ただし、鱧の骨切包丁は出刃包丁並みかそれ以上に重く、そして薄刃包丁並みに刃の角度が浅いという難しさを持っていることを忘れてはいけません。
 
単純に考えて、重たい包丁は繊細に扱うのが難しいですよね。力がないと研いでいる最中に手元が狂ってしまうこともあります。

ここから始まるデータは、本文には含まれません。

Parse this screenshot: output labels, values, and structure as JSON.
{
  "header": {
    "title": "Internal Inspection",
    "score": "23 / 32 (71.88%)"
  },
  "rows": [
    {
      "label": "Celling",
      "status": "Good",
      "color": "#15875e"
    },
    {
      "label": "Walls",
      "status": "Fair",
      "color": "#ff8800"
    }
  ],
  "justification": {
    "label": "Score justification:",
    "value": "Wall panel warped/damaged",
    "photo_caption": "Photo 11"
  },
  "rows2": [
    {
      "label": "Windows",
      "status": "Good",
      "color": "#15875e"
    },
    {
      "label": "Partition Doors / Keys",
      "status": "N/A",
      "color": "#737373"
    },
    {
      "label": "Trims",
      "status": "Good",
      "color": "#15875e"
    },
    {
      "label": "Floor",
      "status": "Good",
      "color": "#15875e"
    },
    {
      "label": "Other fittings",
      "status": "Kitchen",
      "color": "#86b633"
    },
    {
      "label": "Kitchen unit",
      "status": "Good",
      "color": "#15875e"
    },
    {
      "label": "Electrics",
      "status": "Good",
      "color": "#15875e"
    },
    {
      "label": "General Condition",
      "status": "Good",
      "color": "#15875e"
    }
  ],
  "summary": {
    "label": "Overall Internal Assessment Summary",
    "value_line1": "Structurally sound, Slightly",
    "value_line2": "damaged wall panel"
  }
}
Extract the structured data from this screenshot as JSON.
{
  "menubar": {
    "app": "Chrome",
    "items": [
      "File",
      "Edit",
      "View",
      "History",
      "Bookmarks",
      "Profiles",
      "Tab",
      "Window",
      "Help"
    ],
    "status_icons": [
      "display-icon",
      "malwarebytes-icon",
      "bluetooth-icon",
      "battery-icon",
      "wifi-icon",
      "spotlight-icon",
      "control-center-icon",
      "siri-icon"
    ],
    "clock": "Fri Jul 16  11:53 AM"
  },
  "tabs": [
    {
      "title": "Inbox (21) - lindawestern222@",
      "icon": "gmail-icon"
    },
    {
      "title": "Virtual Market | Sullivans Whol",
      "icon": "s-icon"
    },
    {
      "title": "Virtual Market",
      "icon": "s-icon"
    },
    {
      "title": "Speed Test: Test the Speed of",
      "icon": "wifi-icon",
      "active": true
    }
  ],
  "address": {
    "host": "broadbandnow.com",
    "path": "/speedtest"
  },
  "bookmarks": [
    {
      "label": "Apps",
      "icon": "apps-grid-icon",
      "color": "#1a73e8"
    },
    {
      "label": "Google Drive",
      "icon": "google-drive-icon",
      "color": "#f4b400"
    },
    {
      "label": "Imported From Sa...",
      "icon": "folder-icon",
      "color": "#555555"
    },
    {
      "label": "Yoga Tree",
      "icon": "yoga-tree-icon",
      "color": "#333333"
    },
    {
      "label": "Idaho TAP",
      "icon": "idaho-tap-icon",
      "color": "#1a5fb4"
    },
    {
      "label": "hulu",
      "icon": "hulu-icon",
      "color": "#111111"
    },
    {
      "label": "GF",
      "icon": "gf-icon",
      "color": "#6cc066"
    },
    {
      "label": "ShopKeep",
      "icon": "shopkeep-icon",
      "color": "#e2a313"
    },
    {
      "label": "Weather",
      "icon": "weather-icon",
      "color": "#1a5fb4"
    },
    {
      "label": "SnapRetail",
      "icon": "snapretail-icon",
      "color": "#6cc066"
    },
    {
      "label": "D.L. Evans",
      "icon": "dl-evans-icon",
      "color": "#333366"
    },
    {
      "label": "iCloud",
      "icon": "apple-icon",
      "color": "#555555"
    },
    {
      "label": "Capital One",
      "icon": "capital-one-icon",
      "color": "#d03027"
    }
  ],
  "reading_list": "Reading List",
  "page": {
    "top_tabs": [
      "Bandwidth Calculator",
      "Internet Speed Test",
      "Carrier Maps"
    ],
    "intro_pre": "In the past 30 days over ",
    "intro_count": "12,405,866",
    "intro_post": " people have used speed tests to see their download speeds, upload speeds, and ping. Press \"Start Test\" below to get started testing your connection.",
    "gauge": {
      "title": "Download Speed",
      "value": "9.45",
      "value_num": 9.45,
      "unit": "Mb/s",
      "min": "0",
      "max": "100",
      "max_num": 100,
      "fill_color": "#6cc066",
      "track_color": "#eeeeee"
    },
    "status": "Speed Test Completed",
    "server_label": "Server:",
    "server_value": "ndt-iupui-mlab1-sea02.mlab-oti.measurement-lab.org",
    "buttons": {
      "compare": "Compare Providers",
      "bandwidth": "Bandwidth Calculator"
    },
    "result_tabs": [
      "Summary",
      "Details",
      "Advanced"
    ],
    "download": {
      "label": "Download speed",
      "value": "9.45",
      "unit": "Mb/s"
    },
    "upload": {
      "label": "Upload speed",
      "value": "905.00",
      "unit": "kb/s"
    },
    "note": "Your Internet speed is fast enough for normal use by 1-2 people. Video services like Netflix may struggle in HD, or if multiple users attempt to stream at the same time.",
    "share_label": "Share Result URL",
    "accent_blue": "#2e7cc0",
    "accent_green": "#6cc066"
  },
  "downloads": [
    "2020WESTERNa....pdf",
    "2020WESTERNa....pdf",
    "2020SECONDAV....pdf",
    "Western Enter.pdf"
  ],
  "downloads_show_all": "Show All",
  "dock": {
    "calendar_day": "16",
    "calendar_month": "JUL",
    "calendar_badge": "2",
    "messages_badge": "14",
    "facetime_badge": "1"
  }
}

鱧の骨切包丁は刃渡りも長くサイズが大きいので尚更です。
 
その上、包丁は刃の角度が深いものより刃が薄く角度が浅いものの方が研ぐのはより難しいのです。それが合わせの包丁よりも扱いの難しい高級な本焼きの鱧切り包丁だったりすると、奮発して購入した包丁なのに最初に研いだ時に欠けてしまった、なんて悲しい事態につながってしまいます。
 
それに鱧の固い骨を切るので、骨切包丁は大きさと重さの割には消耗が早い、という弱点もあります。重たくて研ぐのが難しい包丁だからこそ、料理人が芸術的な骨切りをすることができる。それが、プロでもなければお手入れし続けられない骨切包丁の気難しさなのです。
 
しかし、プロでなくても鱧の骨切りをしてみたい、自宅で鱧をたくさん捌いて食べたいという方は一本買い求めてみると良いでしょう。
 
鱧を食べない地域にお住まいならば、小さな刃物屋さんには鱧の骨切包丁が置いていないことが多いです。こういった特殊な包丁は、専門店まで足を伸ばすかネットで探すのが良いでしょう。